The final agreement by the German federal government aims to set up the Economic Stabilization Fund, which will serve upon extended financial aid. It came after months of conciliations between shipyard stakeholders and the German government. The nearly completed cruise ship-- Crystal Endeavor and Global Dream cruise from Genting will mostly be using the aid for their constructional as well as post-constructional requirements.
The Global Dream ( 208,000 gt) has been under construction since 2018 for Genting’s Asian cruise line Dream cruises and is expected to be completed by 2022 after receiving the funds.
The yard will receive the money in two shares, an initial $261 million, as a secured loan facility and as a surplus $85 million limited-recourse equity stake by Germany. Moreover, a 20% (650 out of 3000 jobs) reduction in the workforce is also promised, as a rescue package.
Carsten J. Haake (MD, MV Werften) said "We are pleased with the outcome and would like to express our sincere gratitude to the ministries of the federal and regional governments, the KfW investment and development bank, and the other banks for their commitment, and also for the hard and just negotiations during the past few months,"

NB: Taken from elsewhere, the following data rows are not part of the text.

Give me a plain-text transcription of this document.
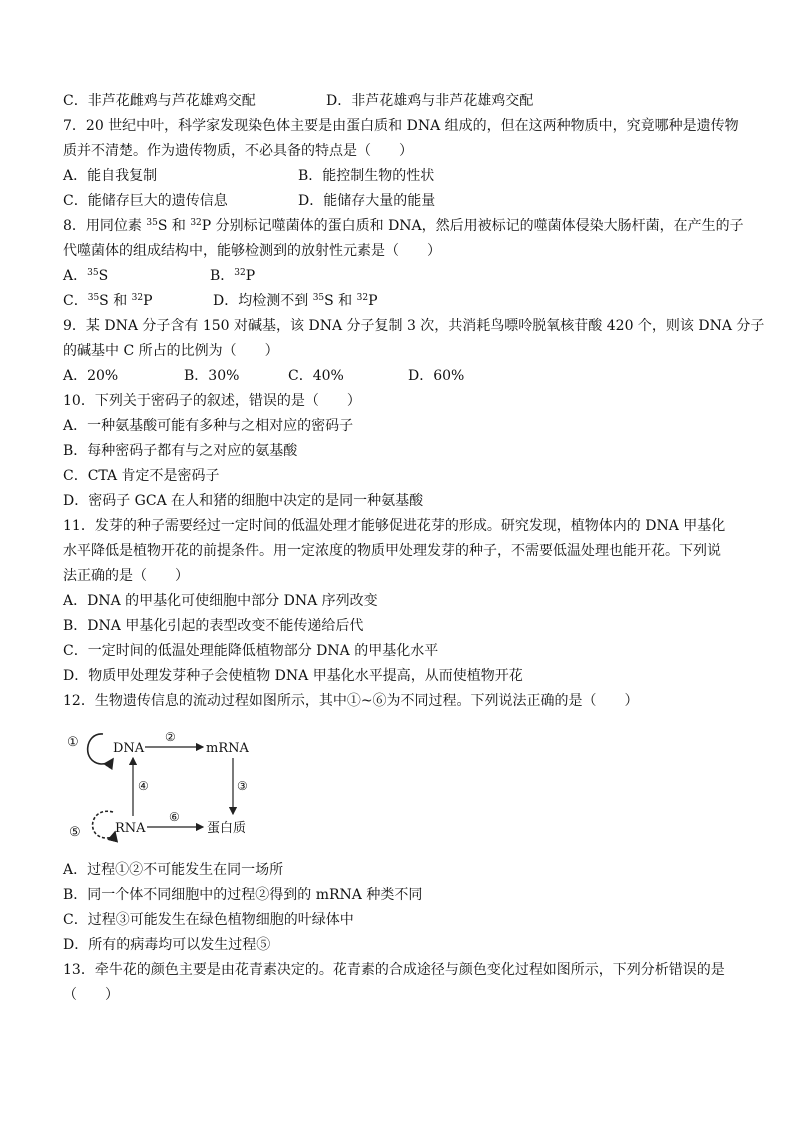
C．非芦花雌鸡与芦花雄鸡交配	D．非芦花雄鸡与非芦花雄鸡交配
7．20 世纪中叶，科学家发现染色体主要是由蛋白质和 DNA 组成的，但在这两种物质中，究竟哪种是遗传物
质并不清楚。作为遗传物质，不必具备的特点是（　　）
A．能自我复制	B．能控制生物的性状
C．能储存巨大的遗传信息	D．能储存大量的能量
8．用同位素 $^{35}$S 和 $^{32}$P 分别标记噬菌体的蛋白质和 DNA，然后用被标记的噬菌体侵染大肠杆菌，在产生的子
代噬菌体的组成结构中，能够检测到的放射性元素是（　　）
A．$^{35}$S	B．$^{32}$P
C．$^{35}$S 和 $^{32}$P	D．均检测不到 $^{35}$S 和 $^{32}$P
9．某 DNA 分子含有 150 对碱基，该 DNA 分子复制 3 次，共消耗鸟嘌呤脱氧核苷酸 420 个，则该 DNA 分子
的碱基中 C 所占的比例为（　　）
A．20%	B．30%	C．40%	D．60%
10．下列关于密码子的叙述，错误的是（　　）
A．一种氨基酸可能有多种与之相对应的密码子
B．每种密码子都有与之对应的氨基酸
C．CTA 肯定不是密码子
D．密码子 GCA 在人和猪的细胞中决定的是同一种氨基酸
11．发芽的种子需要经过一定时间的低温处理才能够促进花芽的形成。研究发现，植物体内的 DNA 甲基化
水平降低是植物开花的前提条件。用一定浓度的物质甲处理发芽的种子，不需要低温处理也能开花。下列说
法正确的是（　　）
A．DNA 的甲基化可使细胞中部分 DNA 序列改变
B．DNA 甲基化引起的表型改变不能传递给后代
C．一定时间的低温处理能降低植物部分 DNA 的甲基化水平
D．物质甲处理发芽种子会使植物 DNA 甲基化水平提高，从而使植物开花
12．生物遗传信息的流动过程如图所示，其中①~⑥为不同过程。下列说法正确的是（　　）
①	DNA
②
mRNA
③
④
⑤	RNA
⑥
蛋白质
A．过程①②不可能发生在同一场所
B．同一个体不同细胞中的过程②得到的 mRNA 种类不同
C．过程③可能发生在绿色植物细胞的叶绿体中
D．所有的病毒均可以发生过程⑤
13．牵牛花的颜色主要是由花青素决定的。花青素的合成途径与颜色变化过程如图所示，下列分析错误的是
（　　）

MV Werften, which aims to build cruise ships for Genting was set up in 2016. With funds in place, MV Werften can attract new orders. Crystal Endeavor’s sister ship could be in line. With further funding, it will also resume its work on the second Global Dream cruise ship.
Considering a tick on the economic agreement with Germany, Genting is reconstructing itself after surviving the heavy blow to the tourism industry by the pandemic.